“Stalking victims being failed, say watchdogs” (BBC on 5th July 2017)
“Bijan Ebrahimi: Police ‘failed’ murdered man for years.” (BBC on 5th July 2017)
There is a familiar theme here in these 2 reports that came out last week. One report was published by the Independent Police Complaints Commission, the other by HMIC (Her Majesty’s Inspectorate of Constabulary). Both contain worrying conclusions of how victims are not being listened to and not properly protected.
This was also a message that came out of the tragic death of Fiona Pilkington and her daughter Francecca. The Independent Police Complaints Commission concluded “that the police’s error in not identifying Fiona Pilkington and her children as a vulnerable family “lay at the core” of their failure to provide a cohesive and effective approach. Incidents were too often dealt with by police officers in isolation and with an unstructured approach.”
Victims being failed. It is what we are hearing from the Grenfell Tower residents. Last week we heard it about victims of stalkers – that many victims are being failed with poorly run investigations and insufficient protection given to victims. We also see how badly one vulnerable victim was treated in Bristol, with such a lack of support that he ultimately ended up losing his life as he sought to get evidence and find someone who would believe him and act to stop the anti-social behaviour he was suffering.
How many more Bijan Ebrahimis and Fiona Pilkingtons do we need to have before change is made? What would that change look like?
The Anti-Social Behaviour, Crime and Policing Act 2014 was designed to put victims first. However, in practice, much of that seems to be just in word rather than deed. Our biggest concern is that whatever powers are put in place in theory and through legislation to protect victims or give them a louder voice, in practice individual victims can still be ignored, or as in the case of Bijan Ebrahimi told to ‘Shut up’!
A victim or group of victims who are being ignored now have the ability to insist on a case review through the Community Trigger process. Yet we know of a victim of stalking who felt she was being failed by the authorities and when she activated the Community Trigger was simply told a review had happened and ‘that all processes had been followed’. However, she is still suffering and not receiving any support or protection.

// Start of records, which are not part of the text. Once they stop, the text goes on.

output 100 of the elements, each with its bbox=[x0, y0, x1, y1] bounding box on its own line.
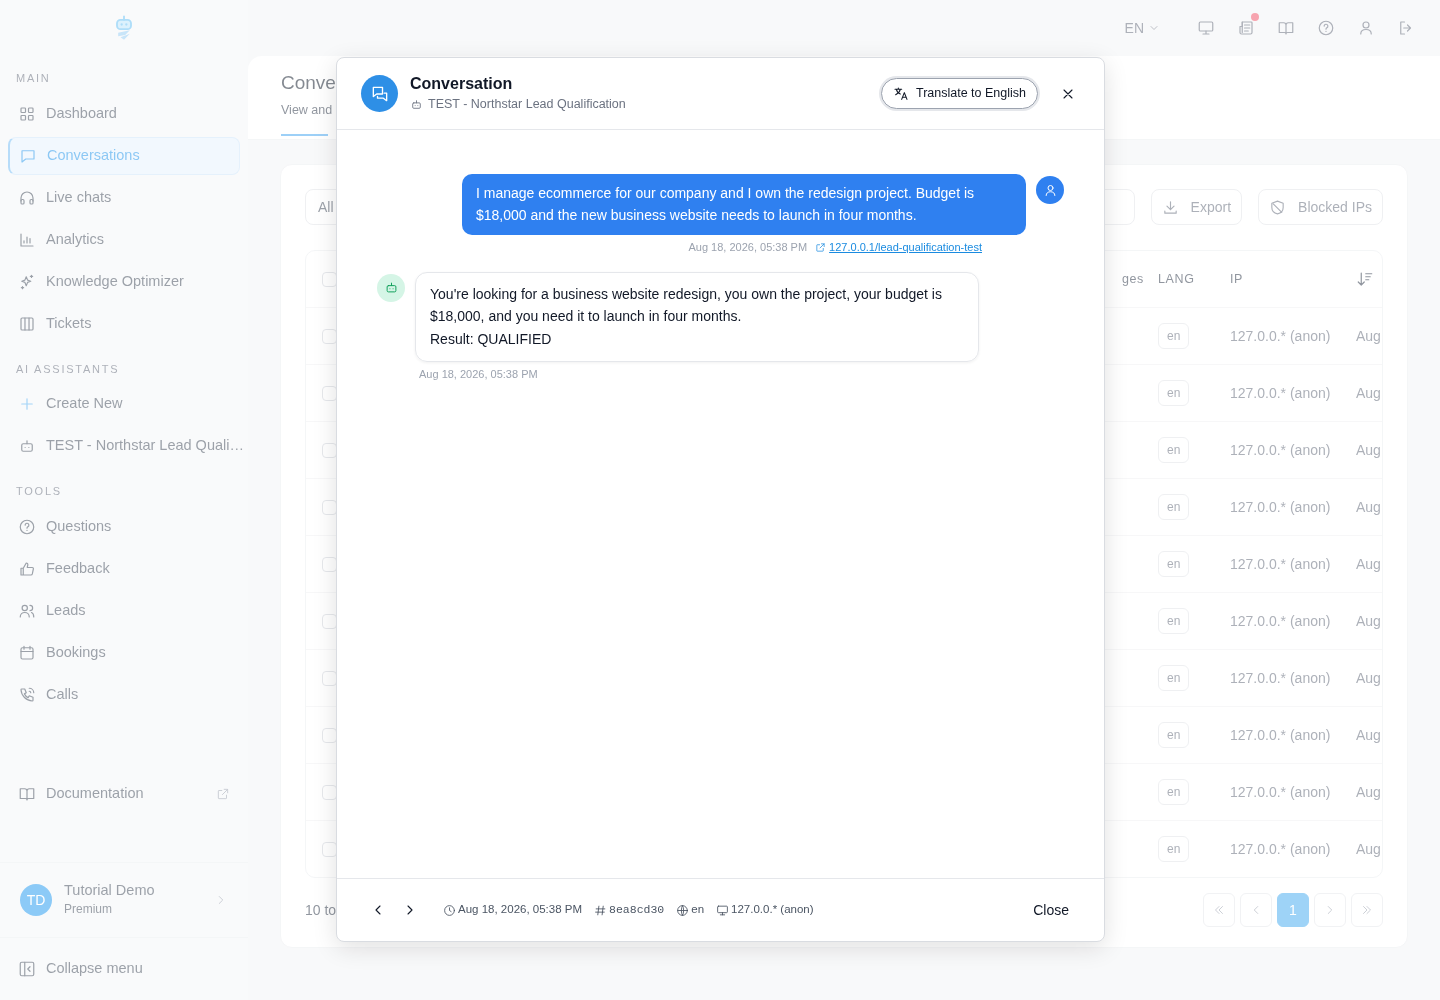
phone-icon bbox=[18, 685, 36, 704]
user-message: I manage ecommerce for our company and I own the redesign project. Budget is $18,000 and the new business website needs to launch in four months. bbox=[462, 174, 1026, 235]
thumbs-up-icon bbox=[18, 559, 36, 578]
pagination-summary: 10 to bbox=[305, 900, 337, 920]
sparkle-icon bbox=[18, 272, 36, 291]
collapse-panel-icon bbox=[18, 960, 36, 978]
table-cell: Aug bbox=[1356, 612, 1381, 629]
table-cell: Aug bbox=[1356, 726, 1381, 743]
first-page-button[interactable] bbox=[1203, 893, 1235, 927]
hash-icon bbox=[594, 903, 608, 917]
sidebar-item[interactable]: Create New bbox=[8, 385, 240, 423]
export-button[interactable]: Export bbox=[1150, 189, 1243, 225]
sidebar-item[interactable]: Knowledge Optimizer bbox=[8, 262, 240, 301]
double-chevron-right-icon bbox=[1360, 903, 1374, 917]
page-title: Conve bbox=[281, 72, 336, 95]
monitor-icon[interactable] bbox=[1197, 19, 1215, 37]
table-cell: 127.0.0.* (anon) bbox=[1230, 384, 1331, 401]
table-cell: Aug bbox=[1356, 840, 1381, 857]
message-time: Aug 18, 2026, 05:38 PM bbox=[419, 367, 538, 382]
book-icon[interactable] bbox=[1277, 19, 1295, 37]
user-icon[interactable] bbox=[1357, 19, 1375, 37]
last-page-button[interactable] bbox=[1351, 893, 1383, 927]
column-header: ges bbox=[1121, 271, 1144, 286]
language-tag: en bbox=[1158, 836, 1190, 862]
translate-icon bbox=[893, 85, 909, 102]
assistant-name: TEST - Northstar Lead Qualification bbox=[428, 95, 626, 113]
avatar: TD bbox=[20, 884, 52, 916]
table-cell: Aug bbox=[1356, 783, 1381, 800]
blocked-ips-button[interactable]: Blocked IPs bbox=[1258, 189, 1383, 225]
sidebar-item[interactable]: Calls bbox=[8, 675, 240, 714]
table-cell: 127.0.0.* (anon) bbox=[1230, 612, 1331, 629]
column-header: IP bbox=[1230, 271, 1244, 286]
shield-icon bbox=[1269, 198, 1287, 216]
help-icon bbox=[18, 517, 36, 536]
sidebar-item[interactable]: Dashboard bbox=[8, 94, 240, 133]
robot-icon bbox=[383, 280, 399, 295]
sidebar-item[interactable]: Tickets bbox=[8, 304, 240, 343]
table-cell: 127.0.0.* (anon) bbox=[1230, 840, 1331, 857]
robot-icon bbox=[410, 97, 423, 111]
globe-icon bbox=[676, 903, 690, 917]
newspaper-icon[interactable] bbox=[1237, 19, 1255, 37]
sidebar-item[interactable]: Analytics bbox=[8, 220, 240, 259]
sidebar-item[interactable]: Bookings bbox=[8, 633, 240, 672]
column-header: LANG bbox=[1158, 271, 1195, 286]
table-cell: 127.0.0.* (anon) bbox=[1230, 498, 1331, 515]
table-cell: Aug bbox=[1356, 669, 1381, 686]
sidebar-item[interactable]: Questions bbox=[8, 507, 240, 546]
conversation-language: en bbox=[691, 902, 705, 918]
table-cell: 127.0.0.* (anon) bbox=[1230, 441, 1331, 458]
documentation-link[interactable]: Documentation bbox=[8, 774, 240, 813]
double-chevron-left-icon bbox=[1212, 903, 1226, 917]
page-subtitle: View and bbox=[281, 102, 333, 119]
close-button[interactable]: Close bbox=[1022, 893, 1080, 927]
download-icon bbox=[1161, 198, 1179, 216]
table-cell: Aug bbox=[1356, 441, 1381, 458]
table-cell: 127.0.0.* (anon) bbox=[1230, 669, 1331, 686]
clock-icon bbox=[443, 903, 456, 917]
language-tag: en bbox=[1158, 380, 1190, 406]
collapse-menu-button[interactable]: Collapse menu bbox=[8, 950, 240, 988]
next-page-button[interactable] bbox=[1314, 893, 1346, 927]
bot-message: You're looking for a business website redesign, you own the project, your budget is $18,000, and you need it to launch in four months. Result: QUALIFIED bbox=[415, 271, 979, 362]
sidebar-item[interactable]: Conversations bbox=[8, 136, 240, 175]
source-link[interactable]: 127.0.0.1/lead-qualification-test bbox=[815, 239, 982, 256]
table-cell: 127.0.0.* (anon) bbox=[1230, 726, 1331, 743]
table-cell: 127.0.0.* (anon) bbox=[1230, 327, 1331, 344]
calendar-icon bbox=[18, 643, 36, 662]
section-heading: MAIN bbox=[15, 71, 52, 86]
language-tag: en bbox=[1158, 551, 1190, 577]
section-heading: AI ASSISTANTS bbox=[15, 361, 121, 377]
conversation-time: Aug 18, 2026, 05:38 PM bbox=[458, 902, 583, 918]
table-cell: Aug bbox=[1356, 555, 1381, 572]
page-button[interactable]: 1 bbox=[1277, 893, 1309, 927]
user-plan: Premium bbox=[64, 900, 113, 918]
message-time: Aug 18, 2026, 05:38 PM bbox=[688, 240, 808, 255]
visitor-ip: 127.0.0.* (anon) bbox=[731, 902, 814, 918]
sort-icon[interactable] bbox=[1356, 270, 1374, 288]
sidebar-item[interactable]: Leads bbox=[8, 591, 240, 630]
language-tag: en bbox=[1158, 665, 1190, 691]
language-selector[interactable]: EN bbox=[1118, 16, 1166, 40]
translate-button[interactable]: Translate to English bbox=[881, 78, 1038, 109]
language-tag: en bbox=[1158, 323, 1190, 349]
robot-icon bbox=[18, 437, 36, 455]
language-tag: en bbox=[1158, 608, 1190, 634]
table-cell: Aug bbox=[1356, 498, 1381, 515]
language-tag: en bbox=[1158, 494, 1190, 520]
table-cell: 127.0.0.* (anon) bbox=[1230, 783, 1331, 800]
conversation-id: 8ea8cd30 bbox=[609, 902, 665, 919]
user-icon bbox=[1042, 182, 1058, 198]
sidebar-item[interactable]: Live chats bbox=[8, 178, 240, 217]
previous-page-button[interactable] bbox=[1240, 893, 1272, 927]
help-icon[interactable] bbox=[1317, 19, 1335, 37]
external-link-icon bbox=[216, 786, 230, 801]
plus-icon bbox=[18, 395, 36, 413]
language-tag: en bbox=[1158, 779, 1190, 805]
sidebar-item[interactable]: TEST - Northstar Lead Quali… bbox=[8, 427, 240, 465]
section-heading: TOOLS bbox=[15, 484, 63, 499]
dialog-title: Conversation bbox=[410, 74, 513, 92]
tab-underline bbox=[281, 134, 328, 136]
sidebar-item[interactable]: Feedback bbox=[8, 549, 240, 588]
user-menu[interactable]: TD Tutorial Demo Premium bbox=[0, 862, 248, 938]
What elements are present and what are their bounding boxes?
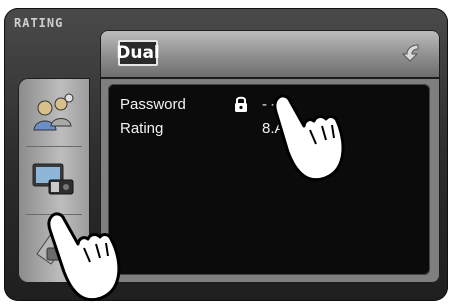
brand-logo: Dual: [116, 40, 160, 66]
sidebar-divider: [26, 214, 82, 215]
video-icon: [32, 163, 74, 195]
main-panel: Password - - - - Rating 8.Ad: [100, 78, 440, 283]
back-button[interactable]: [400, 42, 426, 66]
back-arrow-icon: [401, 44, 419, 62]
password-label: Password: [120, 96, 186, 113]
sidebar-item-video[interactable]: [24, 150, 84, 206]
password-value: - - - -: [262, 96, 295, 113]
sidebar-item-users[interactable]: [24, 84, 84, 140]
sidebar-item-rating[interactable]: [24, 218, 84, 274]
rating-label: Rating: [120, 120, 164, 137]
sidebar: [18, 78, 90, 283]
header-bar: Dual: [100, 30, 440, 78]
rating-icon: [36, 233, 66, 265]
window-title: RATING: [14, 16, 64, 30]
settings-screen: Password - - - - Rating 8.Ad: [108, 84, 430, 275]
users-icon: [33, 93, 74, 131]
lock-icon: [235, 96, 247, 112]
rating-row[interactable]: Rating 8.Ad: [120, 118, 420, 140]
password-row[interactable]: Password - - - -: [120, 94, 420, 116]
device-frame: RATING Dual Password - - - - Rating 8.Ad: [4, 8, 448, 301]
sidebar-divider: [26, 146, 82, 147]
rating-value: 8.Ad: [262, 120, 293, 137]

The Appeal process for the Community Trigger often goes to the same agency that managed it in the first place. This is a problem but there should also be no need for genuine victims to have to jump through so many hoops. In some areas of England and Wales, the Police and Crime Commissioner’s office is involved in managing Appeals. When the Government’s White Paper: Putting Victims First was written, PCCs were specifically mentioned as people to whom victims could go for help.
In practice, and in our experience, the reality is far different. Police and Crime Commissioners have no mandate to act in the area of anti-social behaviour so many do not. Even when we have asked a PCC office about an individual, we are only told that they have called the local police and been assured that all necessary support has been offered. Everything is taken at face value and no checks are done.
Without checks, how will we know who is being failed? Only when the failure has been severe and the investigation done. This is a serious problem in the whole system – not just in anti-social behaviour but across many spheres of public life. When members of the public cry out for help, what confidence can they have that their small voice will be heard when up again big organisations like the Council and the Police? The solution cannot be more red tape and requiring more of already cash-strapped public services, yet there needs to be some better way of empowering victims in an effective way.
If someone in a situation like that of Bijan Ebrahimi approached us today, we would recommend they activate the Community Trigger which has been set up for victims who feel like they are being ignored by local agencies. However, it is worth mentioning that in Bijan Ebrahimi’s case, the Community Trigger probably would not have yielded results unless there was an independent member of the panel.
If he was known to the main agencies, including the police and the Council, it is easy to see how they might skew a case review right from the outset by saying that the victim is a persistent complainant. We believe the Community Trigger (also known as ASB Case Review) would have so much more potential power if it was chaired by someone independent from the whole case, trained to critically challenge the evidence and any bias. To have that independent perspective could have shed crucial light onto the situation and made a real difference.